On approche de l’instant fatidique de la tombée des masques et mon angoisse nait. Participant à l’émission de MOMENT VERITE du samedi 1er juillet 2013 de signal FM en compagnie du porte parole du premier ministre Laurent Lamothe, ce dernier, dans un moment de compréhensible énervement m’a traité d’incohérent. Ce qui m’a surtout fait rire ; mais, quand il m’a dit que je me crois infaillible, j’ai sursauté. Le mot n’était pas de lui. Il était, dans sa transe, la caisse de résonnance de ce qui se dit dans vos milieux à mon sujet. Et, j’ai peur que vous vouliez, comme tout bon haïtien inconscient poursuivre votre chemin vers l’abîme juste pour donner la preuve de ma non infaillibilité.

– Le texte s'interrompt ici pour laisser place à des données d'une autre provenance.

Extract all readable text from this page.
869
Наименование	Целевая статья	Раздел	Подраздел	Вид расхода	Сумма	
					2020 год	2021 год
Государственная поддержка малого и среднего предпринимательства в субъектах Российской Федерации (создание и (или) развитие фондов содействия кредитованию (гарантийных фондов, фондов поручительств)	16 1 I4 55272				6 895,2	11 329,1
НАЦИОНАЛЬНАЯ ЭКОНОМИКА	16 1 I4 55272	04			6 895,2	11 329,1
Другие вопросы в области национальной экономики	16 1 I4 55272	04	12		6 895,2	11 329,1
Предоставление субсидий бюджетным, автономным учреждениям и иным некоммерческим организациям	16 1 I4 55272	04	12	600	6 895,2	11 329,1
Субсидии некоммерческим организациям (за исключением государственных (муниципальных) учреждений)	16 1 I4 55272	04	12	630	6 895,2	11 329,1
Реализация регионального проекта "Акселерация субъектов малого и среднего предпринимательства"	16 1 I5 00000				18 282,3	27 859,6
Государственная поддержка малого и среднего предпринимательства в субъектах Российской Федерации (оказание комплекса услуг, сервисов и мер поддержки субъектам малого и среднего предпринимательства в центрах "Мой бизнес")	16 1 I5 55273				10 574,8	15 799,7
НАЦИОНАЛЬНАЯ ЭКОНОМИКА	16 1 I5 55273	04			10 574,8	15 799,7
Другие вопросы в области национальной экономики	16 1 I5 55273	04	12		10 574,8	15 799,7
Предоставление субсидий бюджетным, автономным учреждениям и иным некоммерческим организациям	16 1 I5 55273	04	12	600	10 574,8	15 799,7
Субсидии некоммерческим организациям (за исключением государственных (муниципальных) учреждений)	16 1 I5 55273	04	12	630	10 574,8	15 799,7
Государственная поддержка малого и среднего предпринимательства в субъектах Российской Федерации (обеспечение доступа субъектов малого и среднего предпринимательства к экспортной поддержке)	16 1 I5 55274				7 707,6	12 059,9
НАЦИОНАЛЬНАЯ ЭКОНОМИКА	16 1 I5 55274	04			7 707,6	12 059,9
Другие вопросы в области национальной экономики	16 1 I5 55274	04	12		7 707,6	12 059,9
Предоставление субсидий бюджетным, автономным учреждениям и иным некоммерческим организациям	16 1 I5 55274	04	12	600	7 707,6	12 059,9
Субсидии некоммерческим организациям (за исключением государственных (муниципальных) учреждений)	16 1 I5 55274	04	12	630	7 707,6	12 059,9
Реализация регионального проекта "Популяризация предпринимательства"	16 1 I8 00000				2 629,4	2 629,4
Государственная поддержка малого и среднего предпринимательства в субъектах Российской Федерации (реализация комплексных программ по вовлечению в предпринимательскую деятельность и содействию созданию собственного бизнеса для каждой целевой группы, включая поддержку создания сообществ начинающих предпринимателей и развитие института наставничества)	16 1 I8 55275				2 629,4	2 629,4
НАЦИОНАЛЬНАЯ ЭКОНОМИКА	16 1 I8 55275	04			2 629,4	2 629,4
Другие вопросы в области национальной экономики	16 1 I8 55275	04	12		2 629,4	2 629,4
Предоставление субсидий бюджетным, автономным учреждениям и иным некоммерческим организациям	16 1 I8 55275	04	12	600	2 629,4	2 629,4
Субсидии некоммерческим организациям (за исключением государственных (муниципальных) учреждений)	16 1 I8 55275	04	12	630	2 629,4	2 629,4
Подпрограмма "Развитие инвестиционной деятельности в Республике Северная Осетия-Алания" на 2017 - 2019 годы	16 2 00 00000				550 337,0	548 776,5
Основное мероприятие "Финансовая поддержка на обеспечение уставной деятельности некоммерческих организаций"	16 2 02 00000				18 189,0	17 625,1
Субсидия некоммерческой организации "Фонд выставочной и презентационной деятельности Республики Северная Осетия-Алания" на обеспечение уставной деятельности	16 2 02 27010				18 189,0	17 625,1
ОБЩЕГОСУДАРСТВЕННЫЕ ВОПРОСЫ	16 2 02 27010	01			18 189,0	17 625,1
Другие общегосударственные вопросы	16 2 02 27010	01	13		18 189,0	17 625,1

Le danger est pourtant bien réel. Les stratèges d’en face jouissent déjà de mon accouchement, du moment fatidique où je vais vous dire comment je conçois la sortie du labyrinthe. Vous comprendrez, monsieur le président, que le devoir me commande de m’arrêter là même en risquant l’éclampsie. L’international a, évidemment ses responsabilités, mais il ne faut pas croire qu’il soit toujours à la base de tous nos malheurs. Je vous souhaite bon discernement et bon courage, Monsieur le président.